Holloway: Fallacy of the Phylogenetic Signal: Nucleotide Level

I wondered if this blog post by Eric Holloway (@EricMH) would be of interest. Dr Holloway is a member here though he hasn’t commented since February, 2019. In his post

Dr Holloway claims to have falsified a claim about common descent on the Talk Origins website saying:

Talk Origin’s claim that the nested hierarchy of species is well attested by the data is highly questionable if not outright false, and should be retracted as evidence for evolution until such time as a much more rigorous analysis with DAG eliminating controls is established.

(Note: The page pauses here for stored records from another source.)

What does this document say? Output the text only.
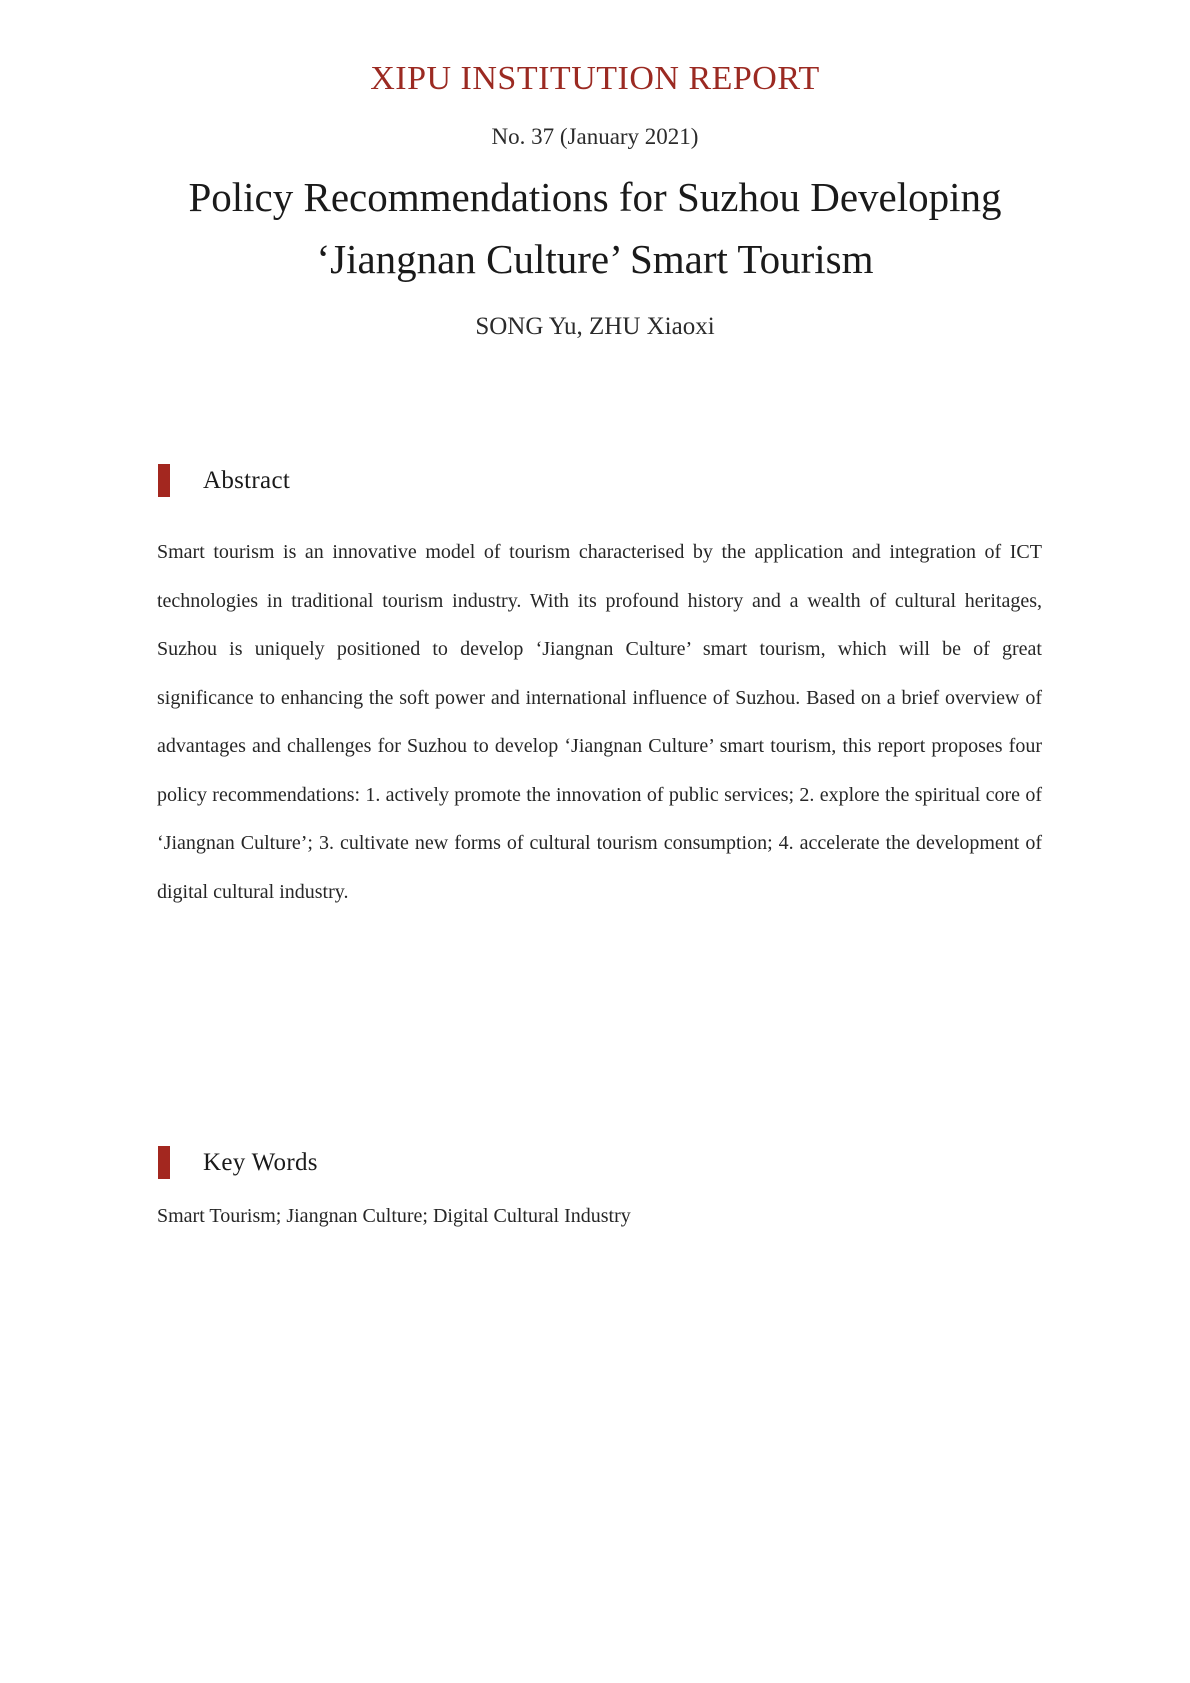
XIPU INSTITUTION REPORT
No. 37 (January 2021)
Policy Recommendations for Suzhou Developing
‘Jiangnan Culture’ Smart Tourism
SONG Yu, ZHU Xiaoxi
Abstract

Smart tourism is an innovative model of tourism characterised by the application and integration of ICT technologies in traditional tourism industry. With its profound history and a wealth of cultural heritages, Suzhou is uniquely positioned to develop ‘Jiangnan Culture’ smart tourism, which will be of great significance to enhancing the soft power and international influence of Suzhou. Based on a brief overview of advantages and challenges for Suzhou to develop ‘Jiangnan Culture’ smart tourism, this report proposes four policy recommendations: 1. actively promote the innovation of public services; 2. explore the spiritual core of ‘Jiangnan Culture’; 3. cultivate new forms of cultural tourism consumption; 4. accelerate the development of digital cultural industry.

Key Words

Smart Tourism; Jiangnan Culture; Digital Cultural Industry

As TSZ is not a particularly busy site these days, I thought I would bring Dr Holloway’s potentially earth-shattering revelation to a wider audience. Also, I hope to hear from anyone with expertise in phylogenetics as to whether we need to start rewriting the text books.

Very odd. It’s not completely clear just what he did, what fake sequences he actually analyzed, or how he aligned or analyzed them. He doesn’t say. But my first point to make is that consistency index is not a measure of phylogenetic signal. I can’t say much more until I see how he actually produced his data matrices. His little figure is no help, though oddly enough his model appears to be a form of phylogeny that has some hierarchical structure to it.

Put this up on TSZ just now:


Based on his brief description, he didn’t actually do a phylogenetic analysis. He just generated a tree (probably many trees, though he doesn’t say) and looked at its parsimony score. There is no suggestion that this tree is the most parsimonious, and no indication that he did any sort of test of support, which would require an actual analysis. CI, RI, etc. are not indices of hierarchical structure.

I can’t figure out, based on the description, what his taxa were or how he aligned the data set. It may be that his scheme does produce data with hierarchical structure. But that could be the result of the inheritance and branching in the model, even though the inheritance is of an odd sort, and the branching involves some reticulation.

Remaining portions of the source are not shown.